Monday, November 3, 2008

On the Road Again

It has been several days – several very busy days – since I was last able to blog. While in Chesterfield we stayed at a very real English working farm (bed and breakfast 25 GPB per person) with no internet access. None on the train to London, either, and no time after that in the flurry of departure. So I will try to go back and recapture a day-by day account.


We had a bit of a scramble getting out of Glasgow on Wednesday, Oct. 29. Since we were staying at the Millennium Hotel directly next to the Queen St. station (and I will NOT miss the 6am launch of station announcements waking me out of a sound sleep), I had booked online the tickets from Queen St. station to Chesterfield. And that’s what the tickets said obligingly enough, but it turned out the first leg was on foot to Central station. Right then – we were off on foot dragging our bags to Central but made the train with time to spare.


It was a nice, long, five-hour trip back through Edinburgh and down the North Sea coast. Wonderful scenery, and I have a zillion blurry pictures of ocean, fields, sheep, crags, medieval towns, church spires, marinas, etc., etc. We were in first class, and was it ever. The trains have been uniformly clean, modern and comfortable with very friendly staff, but this one was exceptional. Well done, Cross Country Rail! Free food, even, and as much tea as we could consume thanks to Gary, our trolley dollie ("Good morning all you lovely people...").

When we arrived in Chesterfield, we were met by Anne-Marie Knowles, director of the Chesterfield Museum. She had enlisted the aid of two very nice ladies who work in the museum – Helen and Carol – to take our suitcases and assorted bags to Stainsby Mill farm (our B&B) while we made a mad dash for Hardwick Hall to fit in a tour before closing. Hardwick Hall was built in the 1590's by Bess of Hardwick (Elizabeth Countess of Shrewsbury) as a replacement for the Old Hall, the ruins of which stand nearby. Bess was a truly remarkable woman, outliving four husbands and amassing much wealth and power.

Almost every inch of wall in the stately old hall was covered in huge tapestries – and that is not an exaggeration. We had a personal guided tour by Assistant House Manager Elena Williams. The late afternoon sun produced a golden glow throughout the house, even though the massive windows that blanketed the outside walls were lightly draped. The formal and state apartments were grand, but probably my favorite part was the interpretation of the last rooms that Evelyn, dowager Duchess of Devonshire, had occupied. They had left them as she lived in them, and the more modern, homey aspects helped you to understand what it would have been like to live in such a grand manor.
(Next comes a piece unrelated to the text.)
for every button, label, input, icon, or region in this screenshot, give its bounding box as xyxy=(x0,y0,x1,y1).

A quick turn around the gift shop, a cup of tea and we were off down the now-dark lanes to try to find our B&B. We drove round and round as the lanes got tinier and muddier. Stainsby Mill Farm is a tenancy of the estate, so we knew we couldn’t be too far away. We finally found it, met our hosts John and Charlotte Hitch, and relaxed a bit in our rooms. We had one room with two twin beds and an adjoining room with a double and two twins. Can you say slumber party??! I brought out a little mini bottle of 17 yr old Glengoyne scotch to toast our arrival, and we all had the wee-est of drams in teacups.
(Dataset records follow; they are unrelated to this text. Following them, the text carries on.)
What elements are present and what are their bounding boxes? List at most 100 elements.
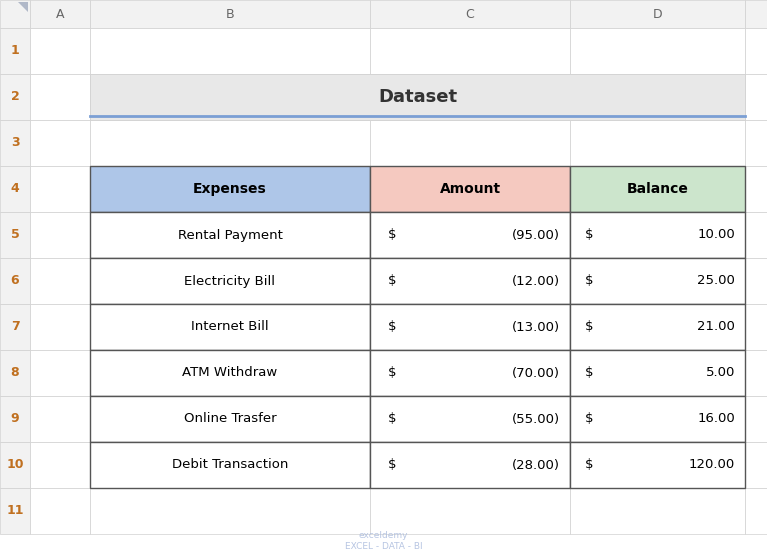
- Bar: [0, 350, 30, 396]
- Bar: [745, 442, 767, 488]
- Bar: [370, 120, 570, 166]
- Text: 7: 7: [11, 320, 19, 334]
- Text: B: B: [225, 7, 234, 21]
- Text: 3: 3: [11, 136, 19, 149]
- Bar: [745, 212, 767, 258]
- Text: 10: 10: [6, 458, 24, 471]
- Bar: [30, 488, 90, 534]
- Bar: [370, 28, 570, 74]
- Bar: [0, 396, 30, 442]
- Bar: [0, 120, 30, 166]
- Text: (13.00): (13.00): [512, 320, 560, 334]
- Text: ATM Withdraw: ATM Withdraw: [183, 367, 278, 380]
- Bar: [0, 166, 30, 212]
- Bar: [570, 212, 745, 258]
- Bar: [90, 212, 370, 258]
- Bar: [370, 166, 570, 212]
- Bar: [370, 0, 570, 28]
- Text: $: $: [388, 413, 397, 425]
- Bar: [570, 166, 745, 212]
- Bar: [370, 442, 570, 488]
- Bar: [745, 488, 767, 534]
- Bar: [90, 28, 370, 74]
- Bar: [570, 212, 745, 258]
- Bar: [90, 74, 370, 120]
- Bar: [370, 396, 570, 442]
- Bar: [570, 0, 745, 28]
- Bar: [90, 396, 370, 442]
- Text: $: $: [585, 320, 594, 334]
- Bar: [0, 442, 30, 488]
- Text: Rental Payment: Rental Payment: [178, 229, 282, 241]
- Bar: [570, 258, 745, 304]
- Bar: [90, 350, 370, 396]
- Bar: [90, 304, 370, 350]
- Text: 120.00: 120.00: [689, 458, 735, 471]
- Bar: [570, 396, 745, 442]
- Bar: [30, 396, 90, 442]
- Bar: [570, 350, 745, 396]
- Bar: [0, 304, 30, 350]
- Bar: [570, 396, 745, 442]
- Bar: [570, 488, 745, 534]
- Text: (95.00): (95.00): [512, 229, 560, 241]
- Bar: [0, 28, 30, 74]
- Text: 2: 2: [11, 91, 19, 103]
- Text: 4: 4: [11, 182, 19, 196]
- Bar: [370, 488, 570, 534]
- Text: $: $: [388, 458, 397, 471]
- Bar: [30, 166, 90, 212]
- Bar: [370, 74, 570, 120]
- Bar: [0, 74, 30, 120]
- Bar: [90, 442, 370, 488]
- Text: $: $: [388, 229, 397, 241]
- Text: Balance: Balance: [627, 182, 689, 196]
- Bar: [370, 350, 570, 396]
- Bar: [370, 350, 570, 396]
- Text: A: A: [56, 7, 64, 21]
- Bar: [570, 258, 745, 304]
- Bar: [30, 304, 90, 350]
- Text: 8: 8: [11, 367, 19, 380]
- Bar: [90, 396, 370, 442]
- Bar: [570, 120, 745, 166]
- Text: 16.00: 16.00: [697, 413, 735, 425]
- Text: $: $: [388, 320, 397, 334]
- Bar: [370, 258, 570, 304]
- Text: 21.00: 21.00: [697, 320, 735, 334]
- Bar: [30, 74, 90, 120]
- Bar: [30, 120, 90, 166]
- Bar: [745, 120, 767, 166]
- Text: $: $: [585, 274, 594, 287]
- Bar: [90, 0, 370, 28]
- Bar: [0, 212, 30, 258]
- Bar: [745, 304, 767, 350]
- Text: (70.00): (70.00): [512, 367, 560, 380]
- Text: D: D: [653, 7, 663, 21]
- Text: $: $: [388, 274, 397, 287]
- Bar: [570, 28, 745, 74]
- Bar: [370, 304, 570, 350]
- Bar: [90, 74, 745, 120]
- Text: Expenses: Expenses: [193, 182, 267, 196]
- Text: $: $: [585, 367, 594, 380]
- Bar: [90, 166, 370, 212]
- Text: 5: 5: [11, 229, 19, 241]
- Bar: [570, 166, 745, 212]
- Bar: [90, 488, 370, 534]
- Bar: [745, 166, 767, 212]
- Bar: [30, 212, 90, 258]
- Text: 6: 6: [11, 274, 19, 287]
- Text: Amount: Amount: [439, 182, 501, 196]
- Bar: [370, 442, 570, 488]
- Bar: [570, 442, 745, 488]
- Bar: [745, 396, 767, 442]
- Bar: [570, 442, 745, 488]
- Bar: [370, 304, 570, 350]
- Text: C: C: [466, 7, 474, 21]
- Text: 10.00: 10.00: [697, 229, 735, 241]
- Bar: [370, 396, 570, 442]
- Bar: [745, 28, 767, 74]
- Bar: [0, 0, 30, 28]
- Bar: [745, 350, 767, 396]
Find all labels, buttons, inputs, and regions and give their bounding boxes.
Anne-Marie then took us to a beautiful old pub and restaurant on the Hardwick estate called the Hardwick Inn. We ate from the Carvery, which is like a buffet or smorgasbord, with roast turkey, pork and beef and a broad array of various vegetables and Yorkshire pudding. The aroma was tantalizing and the taste even better. (I had always thought English cuisine lacked something to be desired, but this was delicious and plentiful. In fact, we have eaten very well this trip, as my tightening waistband can attest.)

We adjourned to the pub-side for a pint and poured over the map of Derbyshire and the Peak District to plot the next day’s sightseeing.

Anne-Marie dropped us back at our rooms and we snuggled into our beds with hot water bottles and blankets and comforters piled high. It had gotten very cold, and the room was warmed by only a small space heater. But a very long day meant that even the mooing cows just outside our windows did not keep us awake.













1 comment:

John Verrill said...

I have enjoyed seeing photographs of your travels-hope you will put together a power point for the next Council meeting!
Reading your trip log has been very enjoyable and informative.